Perspectives on Maritime Archaeology

Perspectives on Maritime Archaeology

Veronica Walker Vadillo March 8, 2022

Excerpt from our chapter in the Oxford Handbook of Early Southeast Asia

PHAM, C. M. H., WALKER VADILLO, V., and CRAIG, J.L.O. (2022) Perspectives on Maritime Archaeology in Southeast Asia. In Higham, C. and Kim, N. (eds) The Oxford Handbook of Early Southeast Asian Archaeology. Oxford: Oxford University Press. Available at: https://global.oup.com/academic/product/the-oxford-handbook-of-early-southeast-asia-9780199355358?cc=fi&lang=en&#

Maritime archaeology in Southeast Asia is a vibrant area of research that entails a hugely diverse dataset. Historical and anthropological records are combined with archaeological material in attempts to interpret the tangible and intangible heritage connected to the use of the aquatic environment. Seas, rivers and lakes create fluid environments and provide space for socio-economic activities. The role of maritime archaeologists is to interpret that connection and exchange by looking at the issue from a water perspective, taking into account the intricate entanglement between humans, objects, and the watery environment that make up maritime communities. From this perspective, maritime archaeology has also developed specific theoretical frameworks to interpret archaeological data. This chapter provides an overview of the discipline in Southeast Asia, of the current projects and trends, and explores different ways of enquiry that can be used to apprehend human-environment interactions in sea, rivers, and lakes.

Keywords

Maritime, water, archaeology, maritime cultural landscape, underwater cultural heritage, shipwreck, boat building, seafaring

Introduction

Maritime archaeology is an emerging discipline in Southeast Asian archaeology. The etymology of the word refers to the sea, yet the discipline has developed its own definition to include also inland waters. The emphasis of the discipline is placed on cultures whose cognitive approach to the environment differed from inland (agricultural) cultures because their socio-economic activities are shaped by water. Although these communities also partook in land activities and did not exclusively live from the aquatic environment, they present a specific set of skills, tools, and knowledge that sets them apart from land-based communities (Westerdahl, 2011: 744). Archaeological sites connected to maritime activities are quite varied; shipwrecks and boat remains on land are the most commonly associated with maritime archaeology, but sites such as coastal settlements, lake and river dwellings, harbours, fish weirs, and shipyards are examples of the diverse nature of maritime sites. Maritime archaeology can thus be conducted in shallow waters or in deep waters, along the coast, on the foreshore, and in lakes or in rivers.

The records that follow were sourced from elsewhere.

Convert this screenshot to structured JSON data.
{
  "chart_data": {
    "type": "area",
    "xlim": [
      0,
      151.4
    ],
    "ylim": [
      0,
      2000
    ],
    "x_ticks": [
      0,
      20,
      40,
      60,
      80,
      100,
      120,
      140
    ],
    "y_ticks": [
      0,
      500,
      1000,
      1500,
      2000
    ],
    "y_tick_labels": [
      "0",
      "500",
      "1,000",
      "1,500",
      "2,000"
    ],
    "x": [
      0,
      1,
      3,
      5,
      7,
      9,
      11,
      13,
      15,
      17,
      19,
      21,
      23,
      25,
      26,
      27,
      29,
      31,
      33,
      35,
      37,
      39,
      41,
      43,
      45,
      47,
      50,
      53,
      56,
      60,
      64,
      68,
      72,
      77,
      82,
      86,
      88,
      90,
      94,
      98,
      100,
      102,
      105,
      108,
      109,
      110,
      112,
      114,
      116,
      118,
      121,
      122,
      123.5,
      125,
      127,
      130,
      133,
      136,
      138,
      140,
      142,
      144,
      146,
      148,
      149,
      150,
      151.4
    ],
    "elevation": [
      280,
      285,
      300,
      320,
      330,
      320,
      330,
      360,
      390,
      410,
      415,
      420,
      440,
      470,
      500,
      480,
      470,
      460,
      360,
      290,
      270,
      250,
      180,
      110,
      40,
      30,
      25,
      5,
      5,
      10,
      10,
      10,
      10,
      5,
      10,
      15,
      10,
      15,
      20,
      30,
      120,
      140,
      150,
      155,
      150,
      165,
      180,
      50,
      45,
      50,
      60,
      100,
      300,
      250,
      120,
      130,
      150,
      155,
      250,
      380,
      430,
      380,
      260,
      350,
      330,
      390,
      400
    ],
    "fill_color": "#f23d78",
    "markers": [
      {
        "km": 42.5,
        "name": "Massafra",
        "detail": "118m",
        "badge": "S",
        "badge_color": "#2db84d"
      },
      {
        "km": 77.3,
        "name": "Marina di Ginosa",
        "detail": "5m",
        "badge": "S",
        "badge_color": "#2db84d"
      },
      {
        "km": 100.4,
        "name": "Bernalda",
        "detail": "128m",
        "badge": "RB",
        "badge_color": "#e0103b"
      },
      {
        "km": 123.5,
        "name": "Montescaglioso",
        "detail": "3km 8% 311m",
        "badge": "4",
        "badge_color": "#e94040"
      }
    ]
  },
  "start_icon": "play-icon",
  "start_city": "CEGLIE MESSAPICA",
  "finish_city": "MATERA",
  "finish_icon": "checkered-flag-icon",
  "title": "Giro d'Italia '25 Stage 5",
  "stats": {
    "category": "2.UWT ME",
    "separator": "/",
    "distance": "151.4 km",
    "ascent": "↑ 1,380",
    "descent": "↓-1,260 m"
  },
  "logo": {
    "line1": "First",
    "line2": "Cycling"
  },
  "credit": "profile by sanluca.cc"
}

Maritime archaeology as it stands today is broadly considered to be concerned with “the study of material remains relating to human activities on the seas, interconnected waterways, adjacent locales and associated communities” (Adams, 2006: 1). The simplicity of this sentence hides an arduous path that has led maritime archaeologists since the 1970s to move from “boat studies” to the understanding of maritime culture as an entity that is entrenched in the “indivisibility of land and sea as material and cultural space” (Ibid.: 6). This seamless approach has a strong geographically oriented landscape perspective (Ford, 2011: 1) where the sea, the rivers, and the lakes are considered not as barriers but as spaces of human activities. Maritime archaeology therefore studies the relationship between humans and their use of watery environments and offers a different perspective that is complementary to land archaeology and contributes to broader issues and theories in archaeology (Adams, 2006:4).

Maritime Archaeology in Southeast Asia: from 19th century boat studies to the “UNESCO 2001 Convention”

Traditional boat studies

The history of maritime archaeology in Southeast Asia, albeit sparse and uneven, started in the late 19th and early 20th century with the advent of the colonial period. Increasing interests in local traditions lead foreign researchers to produce the first records of traditional boats, establishing the premises of a long scholarly tradition on maritime studies. Over the course of three world circumnavigations between 1826 and 1840, Admiral François-Edmond Pâris (1806-1893) drew and recorded native crafts, noted their particularities and documented their uses by the local population worldwide, including many references to Southeast Asian traditions. Upon his return, he published his observations in the classic “Essai sur la construction navale des peuples extra-européens” (1843), and commissioned an extensive collection of boat models for the Maritime Museum in Paris. His exhaustive documentation of shipbuilding traditions from around the world granted him the title of “father of boat ethnography”, and his work inspired many behind him, such as Rafael Monleon y Torres, curator of the Maritime Museum in Madrid where another collection of Southeast Asian ship models is still on display, and other navy officers like Captain Audemard, who documented boats of China and Vietnam, and Warrington Smyth, who wrote “Mast and sail in Europe and Asia” (1906) which includes boats from Southeast Asia. This prelude was pursued and superseded in the 1940s, an extremely prolific period in terms of “traditional boat studies”. Numerous works stem from passionate colonial officers, like Hornell (1946), Paris (1942), Pietri (1943), Gibson- Hill (1949), and Nooteboom (1940) among others, who produced seminal works dedicated to particular types of boats or to the boats of specific Southeast Asian regions.